Arts

Broadway review

Broadway’s Brilliant Apocalypse: Review of ‘The Children’

Website
The Daily Beast

Date:
December 12, 2017

We know immediately something is seriously off-kilter in Lucy Kirkwood’s excellent play, The Children, because Miriam Buether’s set is itself wonky. The frame of the stage looks knocked on its side, and when the lights come up there is Rose (Francesca Annis) nursing a bloody nose. We don’t see it at first, then we absolutely see it.

James Macdonald’s direction of this transferred production, from London’s Royal Court Theatre, may be confined to one set, but it is full of neat, jolting visual surprises, like that opening bloody nose.

The nose, the frisson of domesticated horror, is the meaningful gateway to Kirkwood’s 1 hour 50-minute, intermissionless drama, mounted by the Manhattan Theatre Club, which focuses on how Rose, and the couple she is visiting, Hazel (Deborah Findlay) and Robin (Ron Cook), will face an environmental catastrophe involving a nearby nuclear power station.

Here, in the kitchen of the cottage in the British countryside, right next to the audibly whooshing sea that Hazel and Robin have retreated to, away from their farm in the contaminated zone, decisions will be made on how they, retired nuclear engineers in their 60s, can best now serve themselves and those who are coming after them.

The Children is a title with a purpose, because although we never see them, Hazel and Robin’s children, particularly a daughter, are present ghosts; and Rose not having children but feeling a responsibility to the generations that come after her, is another ghost. What we owe ourselves, and what we owe those younger, the world we leave behind us, is the play’s thorniest question.

The play’s title also refers to the trio themselves. They behave like big kids themselves, for good and bad.

With Robin out somewhere in the fields tending to Hazel’s beloved cows (or is he?), it is Rose and Hazel, who Findlay plays with a sharp, nervy intensity, who are first reacquainted after many years of not seeing one another. Annis has an imperious, Mrs. Danvers-in-practical-outdoorwear foreboding about her. It grates on Hazel, who is much more down-to-earth and straightforward, immediately.

Rose has always given her the creeps, and we can see why. She seems icy, superior, and frankly as if she doesn’t mean Hazel well.

Far from whatever the nuclear catastrophe is outside, there is a domestic one brewing too. Robin and Rose have history, and Hazel knows that they do, and her sense of threat, her jealousy, and Hazel’s far-from-done feelings toward Robin fuel their exchanges. For the longest time, Hazel doesn’t know why Rose is there, if only to provoke discord in her marriage. But that bleeding nose stands for hurts that Rose has yet to reveal.

The audience delights in Kirkwood’s delight for language. Truly, close your eyes and listen to the lilting alliteration she executes, and the exchanges in The Children that rove from the domestic to the global, and even without seeing the stage in front of you you may well be listening to a delightful radio play.

Watch Hazel trying to establish if Rose wants to go for a “number one” or “number two” in the downstairs toilet.

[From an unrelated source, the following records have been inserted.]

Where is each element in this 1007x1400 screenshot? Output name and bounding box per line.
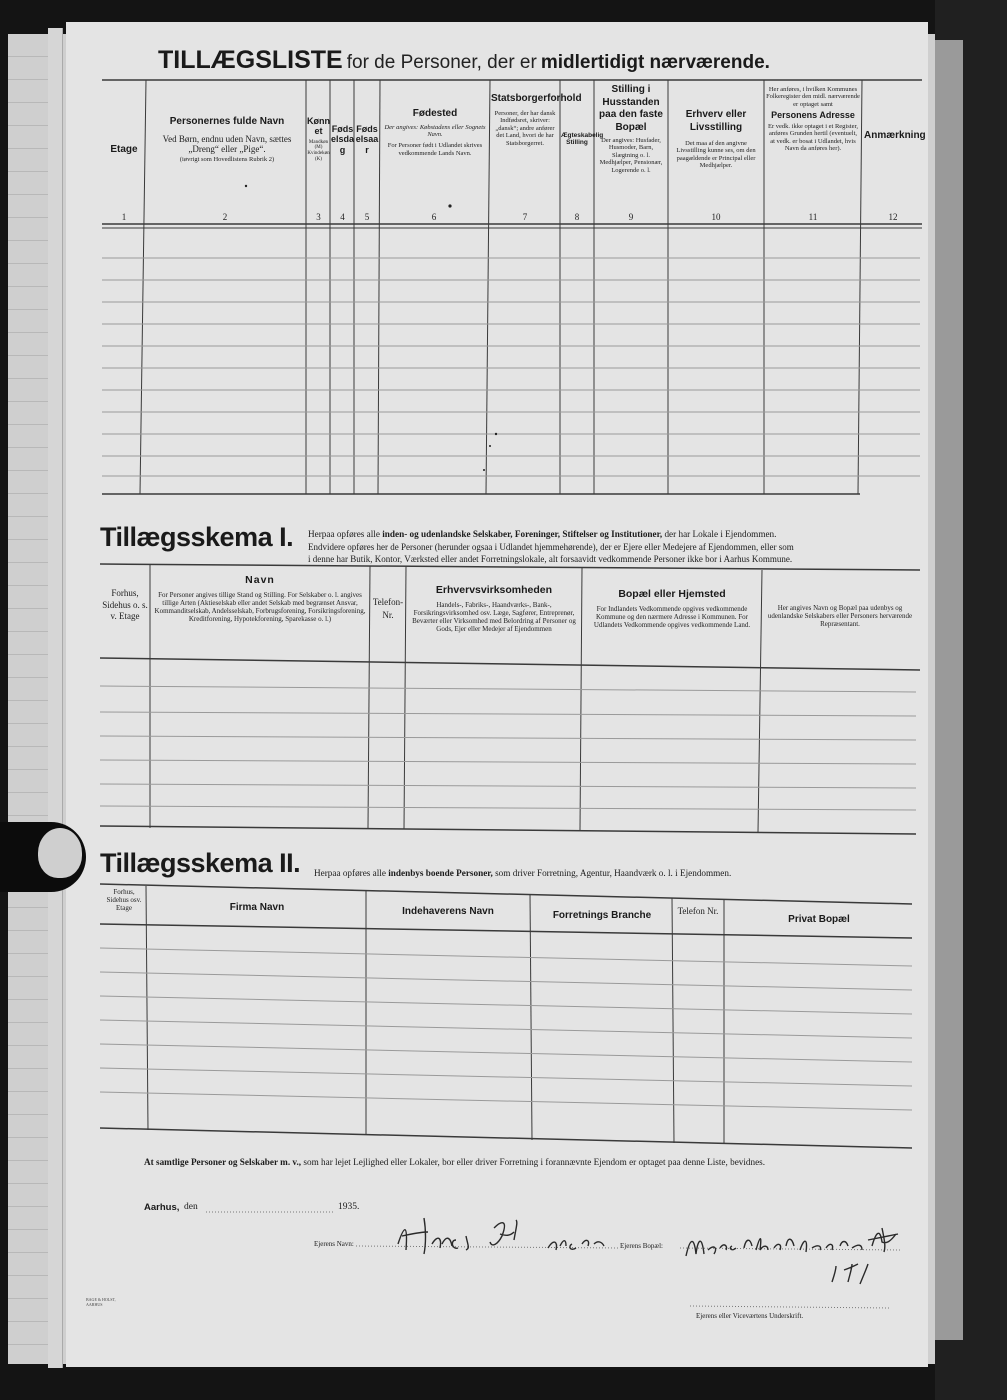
owner-address-label: Ejerens Bopæl: bbox=[620, 1242, 663, 1250]
col-etage-header: Etage bbox=[110, 144, 138, 155]
col-citizenship-header: Statsborgerforhold Personer, der har dansk Indfødsret, skriver: „dansk“; andre anfører det Land, hvori de har Statsborgerret. bbox=[491, 93, 582, 147]
skema2-title: Tillægsskema II. bbox=[100, 848, 301, 878]
skema1-title: Tillægsskema I. bbox=[100, 522, 294, 552]
col-num: 1 bbox=[121, 212, 127, 222]
s1-col-floor-header: Forhus, Sidehus o. s. v. Etage bbox=[102, 588, 148, 622]
owner-name-label: Ejerens Navn: bbox=[314, 1240, 354, 1248]
date-label: den bbox=[184, 1202, 198, 1212]
thumb-photo bbox=[0, 822, 86, 892]
col-num: 11 bbox=[808, 212, 818, 222]
s1-col-business-header: Erhvervsvirksomheden Handels-, Fabriks-, Haandværks-, Bank-, Forsikringsvirksomhed osv. Læge, Sagfører, Entreprenør, Beværter eller Virksomhed med Belordring af Personer og Gods, Ejer eller Medejer af Ejendommen bbox=[412, 584, 576, 634]
col-num: 7 bbox=[522, 212, 528, 222]
col-num: 3 bbox=[316, 212, 321, 222]
certification-text: At samtlige Personer og Selskaber m. v., som har lejet Lejlighed eller Lokaler, bor eller driver Forretning i forannævnte Ejendom er optaget paa denne Liste, bevidnes. bbox=[144, 1157, 766, 1167]
col-num: 5 bbox=[364, 212, 370, 222]
s2-col-floor-header: Forhus, Sidehus osv. Etage bbox=[106, 888, 142, 913]
s2-col-phone-header: Telefon Nr. bbox=[677, 906, 719, 916]
col-household-header: Stilling i Husstanden paa den faste Bopæl Der angives: Husfader, Husmoder, Barn, Slægtning o. l. Medhjælper, Pensionær, Logerende o. l. bbox=[599, 84, 663, 174]
col-num: 8 bbox=[574, 212, 580, 222]
col-birthyear-header: Fødselsaar bbox=[355, 124, 379, 155]
col-name-header: Personernes fulde Navn Ved Børn, endnu uden Navn, sættes „Dreng“ eller „Pige“. (iøvrigt som Hovedlistens Rubrik 2) bbox=[162, 116, 292, 164]
col-marital-header: Ægteskabelig Stilling bbox=[561, 132, 604, 147]
col-num: 9 bbox=[628, 212, 634, 222]
col-occupation-header: Erhverv eller Livsstilling Det maa af den angivne Livsstilling kunne ses, om den paagældende er Principal eller Medhjælper. bbox=[676, 109, 756, 170]
col-num: 10 bbox=[711, 212, 721, 222]
place-label: Aarhus, bbox=[144, 1202, 180, 1213]
col-num: 6 bbox=[431, 212, 437, 222]
s1-col-residence-header: Bopæl eller Hjemsted For Indlandets Vedkommende opgives vedkommende Kommune og den nærmere Adresse i Kommunen. For Udlandets Vedkommende opgives vedkommende Land. bbox=[593, 588, 751, 630]
s2-col-branch-header: Forretnings Branche bbox=[552, 910, 652, 921]
s2-col-firm-header: Firma Navn bbox=[229, 902, 285, 913]
signature-label: Ejerens eller Viceværtens Underskrift. bbox=[696, 1312, 804, 1320]
col-gender-header: Kønnet Mandkøn (M) Kvindekøn (K) bbox=[307, 116, 330, 162]
col-num: 2 bbox=[222, 212, 228, 222]
col-birthday-header: Fødselsdag bbox=[331, 124, 355, 155]
s1-col-representative-header: Her angives Navn og Bopæl paa udenbys og udenlandske Selskabers eller Personers herværende Repræsentant. bbox=[767, 604, 913, 629]
printer-mark: BAGE & HOLST, AARHUS bbox=[86, 1297, 116, 1307]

Faulty plumbing means the answer is vital. Rose lies, and there is an overflow—of everything.

Choices, and the gaps between generations, come into sharp contrast. Robin, who Cook evokes as a benign and wily bounder, and Hazel have tried to segue into a lefty, hippie-ish retirement of living off the land, of yoga and rural content, only for that to be blasted crudely out from under them. The inside of their kitchen looks as scarred as their marriage and dreams. The cottage isn’t rundown, but it has seen better days. But they are holding on. Rose’s unexpected entry prompts the question: for what.

She encourages them to make the ultimate sacrifice for the good of their children. She asks them to confront that their lives be of more use if they sacrificed them. And yet amid this absolutely plausible pondering, the three of them snark at each other, joke and jest and flirt and hug and bitch. Rose is forced to smoke her cigarettes out by the front door, Rose and Robin flirt and kiss, and Hazel tells Rose exactly what she thinks of her. And finally, wonderfully, after all the sniping and joking, they dance to James Brown.

What is that dance, you think, watching the trio shake a tail feather. A dance of defiance, a dance against time, or just a dance that’s a dance, like they used to when they knew the routine off by heart and that they fumble toward mastering again on this night?

It’s something they can still get right, maybe, despite all their personal animosities, terrible illnesses survived, the disaster outside, and the unknown future that awaits them once they leave the cottage that feels like it will simply, and with a grateful, weary sigh, fall down when they leave.

That swirling unknown is bought startlingly to life at the end of the play, in one of the most visually stunning denouements on Broadway right now. And the true test of sitting and watching a play with no intermission for close to two hours is that you want to follow Hazel, Rose, and Robin to where they are going, to listen to them more. But Kirkwood has imagined the right end for them, right before a far more profound end presents itself.